Patients should never suffer in silence, Ofri says. "There is creativity in medicine," she says, if you give physicians a chance to address your concerns. "Some medicines can be changed or stopped. We have lots of options at our disposal to help our patients feel better."
Similarly, if you don't believe a medication is improving your condition, say so. "Faking it doesn't do any good," Ofri says. "It's better to have medicines you're able to take and see value in than medicines you're not willing to take."
"I can't afford the prescription." In an AARP survey of adults 50 and older, 40 percent of respondents who hadn't filled one or more prescriptions said cost was the main reason. Concerns over drug prices lead some patients to cut pills in half, take them every other day or finish one round and avoid getting a refill.

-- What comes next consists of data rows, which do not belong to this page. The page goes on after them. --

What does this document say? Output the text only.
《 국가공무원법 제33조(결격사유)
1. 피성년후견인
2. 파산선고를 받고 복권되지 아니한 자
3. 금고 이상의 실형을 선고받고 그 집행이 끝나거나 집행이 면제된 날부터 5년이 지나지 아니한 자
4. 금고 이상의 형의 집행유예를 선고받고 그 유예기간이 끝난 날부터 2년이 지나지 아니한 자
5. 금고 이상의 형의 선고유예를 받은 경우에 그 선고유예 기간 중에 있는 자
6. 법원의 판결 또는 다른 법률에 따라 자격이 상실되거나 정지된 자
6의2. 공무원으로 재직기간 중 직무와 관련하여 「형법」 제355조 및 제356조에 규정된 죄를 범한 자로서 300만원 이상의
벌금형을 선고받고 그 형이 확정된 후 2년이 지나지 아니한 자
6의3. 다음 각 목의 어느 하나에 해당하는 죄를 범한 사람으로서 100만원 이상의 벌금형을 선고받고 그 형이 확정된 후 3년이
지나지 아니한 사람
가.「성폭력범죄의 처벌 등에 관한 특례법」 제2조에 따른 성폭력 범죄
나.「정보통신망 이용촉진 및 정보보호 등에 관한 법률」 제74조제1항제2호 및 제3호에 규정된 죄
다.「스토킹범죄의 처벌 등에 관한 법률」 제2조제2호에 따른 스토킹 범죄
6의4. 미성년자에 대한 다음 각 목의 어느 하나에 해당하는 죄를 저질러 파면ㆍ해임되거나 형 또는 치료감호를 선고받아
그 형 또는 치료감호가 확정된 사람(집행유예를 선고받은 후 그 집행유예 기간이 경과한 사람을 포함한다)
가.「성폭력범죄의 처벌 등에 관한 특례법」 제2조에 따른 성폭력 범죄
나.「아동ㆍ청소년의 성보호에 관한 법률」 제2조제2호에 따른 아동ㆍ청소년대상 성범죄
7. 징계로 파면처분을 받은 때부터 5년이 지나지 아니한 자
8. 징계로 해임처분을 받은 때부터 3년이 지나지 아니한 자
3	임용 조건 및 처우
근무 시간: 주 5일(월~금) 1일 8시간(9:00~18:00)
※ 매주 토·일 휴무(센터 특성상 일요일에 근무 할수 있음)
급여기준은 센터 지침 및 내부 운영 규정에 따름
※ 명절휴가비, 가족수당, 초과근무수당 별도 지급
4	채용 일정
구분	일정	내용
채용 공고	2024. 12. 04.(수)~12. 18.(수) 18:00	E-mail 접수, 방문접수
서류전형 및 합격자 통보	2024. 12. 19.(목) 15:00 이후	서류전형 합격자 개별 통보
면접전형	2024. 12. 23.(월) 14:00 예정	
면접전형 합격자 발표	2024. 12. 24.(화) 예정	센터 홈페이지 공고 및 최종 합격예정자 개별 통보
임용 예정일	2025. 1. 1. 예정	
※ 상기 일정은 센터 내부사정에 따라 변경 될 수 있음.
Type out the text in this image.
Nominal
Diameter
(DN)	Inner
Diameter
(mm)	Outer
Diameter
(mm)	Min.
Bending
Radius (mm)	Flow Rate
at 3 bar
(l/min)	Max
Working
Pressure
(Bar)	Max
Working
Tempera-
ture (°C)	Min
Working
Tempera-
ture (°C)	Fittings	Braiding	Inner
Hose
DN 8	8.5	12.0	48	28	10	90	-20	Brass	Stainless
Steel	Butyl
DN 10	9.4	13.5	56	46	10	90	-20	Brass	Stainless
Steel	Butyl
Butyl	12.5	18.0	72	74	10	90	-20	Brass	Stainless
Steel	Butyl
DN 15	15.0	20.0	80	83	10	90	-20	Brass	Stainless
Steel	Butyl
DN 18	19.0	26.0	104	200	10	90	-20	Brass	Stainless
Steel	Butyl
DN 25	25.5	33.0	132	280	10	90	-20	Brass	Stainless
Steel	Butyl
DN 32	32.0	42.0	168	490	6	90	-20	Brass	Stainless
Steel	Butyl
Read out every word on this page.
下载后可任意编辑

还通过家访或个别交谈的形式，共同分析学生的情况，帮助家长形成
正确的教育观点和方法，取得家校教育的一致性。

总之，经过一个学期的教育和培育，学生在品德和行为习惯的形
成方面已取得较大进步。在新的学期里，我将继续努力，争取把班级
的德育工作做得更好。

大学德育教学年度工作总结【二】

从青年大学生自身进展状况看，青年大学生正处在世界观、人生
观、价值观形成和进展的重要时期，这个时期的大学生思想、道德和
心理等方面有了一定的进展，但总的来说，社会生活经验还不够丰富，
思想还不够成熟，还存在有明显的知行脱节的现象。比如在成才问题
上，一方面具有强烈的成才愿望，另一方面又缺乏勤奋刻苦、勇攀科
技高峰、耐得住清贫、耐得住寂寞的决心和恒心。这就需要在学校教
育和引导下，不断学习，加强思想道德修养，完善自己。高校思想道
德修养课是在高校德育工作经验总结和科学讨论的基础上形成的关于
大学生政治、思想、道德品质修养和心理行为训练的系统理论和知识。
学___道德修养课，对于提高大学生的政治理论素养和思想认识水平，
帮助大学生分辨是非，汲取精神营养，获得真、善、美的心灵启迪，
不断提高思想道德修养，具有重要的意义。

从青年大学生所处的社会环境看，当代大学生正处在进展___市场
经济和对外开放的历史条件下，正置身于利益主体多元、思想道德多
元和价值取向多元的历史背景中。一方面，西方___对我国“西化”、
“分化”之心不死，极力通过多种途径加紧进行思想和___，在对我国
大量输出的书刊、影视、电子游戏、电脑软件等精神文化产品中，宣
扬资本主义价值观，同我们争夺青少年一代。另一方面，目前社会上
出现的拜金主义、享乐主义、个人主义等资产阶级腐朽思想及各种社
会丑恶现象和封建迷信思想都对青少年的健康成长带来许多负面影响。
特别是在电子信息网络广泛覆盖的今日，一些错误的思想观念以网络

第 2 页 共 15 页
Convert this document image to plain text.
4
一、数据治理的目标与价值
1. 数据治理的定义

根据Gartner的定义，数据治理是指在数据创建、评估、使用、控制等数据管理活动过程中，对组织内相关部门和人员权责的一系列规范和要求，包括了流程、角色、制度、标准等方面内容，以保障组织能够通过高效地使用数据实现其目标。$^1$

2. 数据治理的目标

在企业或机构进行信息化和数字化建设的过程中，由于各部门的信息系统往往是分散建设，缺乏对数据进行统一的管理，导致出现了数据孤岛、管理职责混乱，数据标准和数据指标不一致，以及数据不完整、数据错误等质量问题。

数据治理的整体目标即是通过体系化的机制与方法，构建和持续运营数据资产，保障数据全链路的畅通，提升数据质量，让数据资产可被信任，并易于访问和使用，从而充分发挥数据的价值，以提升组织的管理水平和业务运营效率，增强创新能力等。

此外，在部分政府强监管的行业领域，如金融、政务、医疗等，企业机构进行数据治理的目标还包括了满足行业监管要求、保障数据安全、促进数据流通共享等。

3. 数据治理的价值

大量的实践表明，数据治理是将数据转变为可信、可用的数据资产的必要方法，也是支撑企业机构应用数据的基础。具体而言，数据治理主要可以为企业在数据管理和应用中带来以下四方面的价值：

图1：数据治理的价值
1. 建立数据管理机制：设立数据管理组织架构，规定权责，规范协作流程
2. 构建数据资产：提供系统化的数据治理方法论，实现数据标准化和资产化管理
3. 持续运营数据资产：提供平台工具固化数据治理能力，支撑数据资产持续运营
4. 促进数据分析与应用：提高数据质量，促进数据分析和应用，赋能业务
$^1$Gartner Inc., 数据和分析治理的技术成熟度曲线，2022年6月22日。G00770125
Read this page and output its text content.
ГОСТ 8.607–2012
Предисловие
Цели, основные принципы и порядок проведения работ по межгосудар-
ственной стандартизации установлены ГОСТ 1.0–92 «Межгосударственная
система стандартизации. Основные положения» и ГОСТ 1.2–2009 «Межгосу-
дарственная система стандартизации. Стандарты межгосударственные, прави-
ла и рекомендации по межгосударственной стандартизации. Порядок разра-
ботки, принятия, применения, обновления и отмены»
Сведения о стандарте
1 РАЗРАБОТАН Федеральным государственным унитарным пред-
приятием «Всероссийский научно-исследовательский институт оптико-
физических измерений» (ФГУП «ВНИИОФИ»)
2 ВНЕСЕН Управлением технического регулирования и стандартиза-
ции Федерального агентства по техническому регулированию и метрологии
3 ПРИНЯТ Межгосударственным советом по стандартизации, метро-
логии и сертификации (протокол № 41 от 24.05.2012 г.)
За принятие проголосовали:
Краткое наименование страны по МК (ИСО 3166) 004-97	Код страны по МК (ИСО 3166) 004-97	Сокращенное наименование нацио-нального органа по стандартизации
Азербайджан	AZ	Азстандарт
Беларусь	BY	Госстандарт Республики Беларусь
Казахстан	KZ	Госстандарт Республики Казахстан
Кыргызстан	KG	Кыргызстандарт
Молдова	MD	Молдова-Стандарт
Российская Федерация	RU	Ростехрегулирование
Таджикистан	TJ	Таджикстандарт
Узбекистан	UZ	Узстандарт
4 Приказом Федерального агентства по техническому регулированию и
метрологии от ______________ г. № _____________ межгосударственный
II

While limiting the impact on your wallet, the health costs of such practices can be high, Ofri says. "It doesn't work for patients to decide for themselves what medicines they'll take, when or for how long," she says. Diabetics who reduce their insulin dose, for example, could have seizures or go into a coma. People with a stent need anti-coagulants daily. And those on blood thinners must take their drugs precisely for them to work.
If you're struggling to meet your medication bills, Jeffrey says, your pharmacist may be able to suggest a generic or lower-cost alternative, perhaps one your doctor isn't aware of. If that's not an option, your pharmacist or physician may be able to direct you to local, state or national agencies, or programs like needymeds.org, that provide assistance.
"Whether it's cost, convenience or side effects, whatever the barrier," Ofri says, "bring it to our attention quickly so we can work together to find a solution."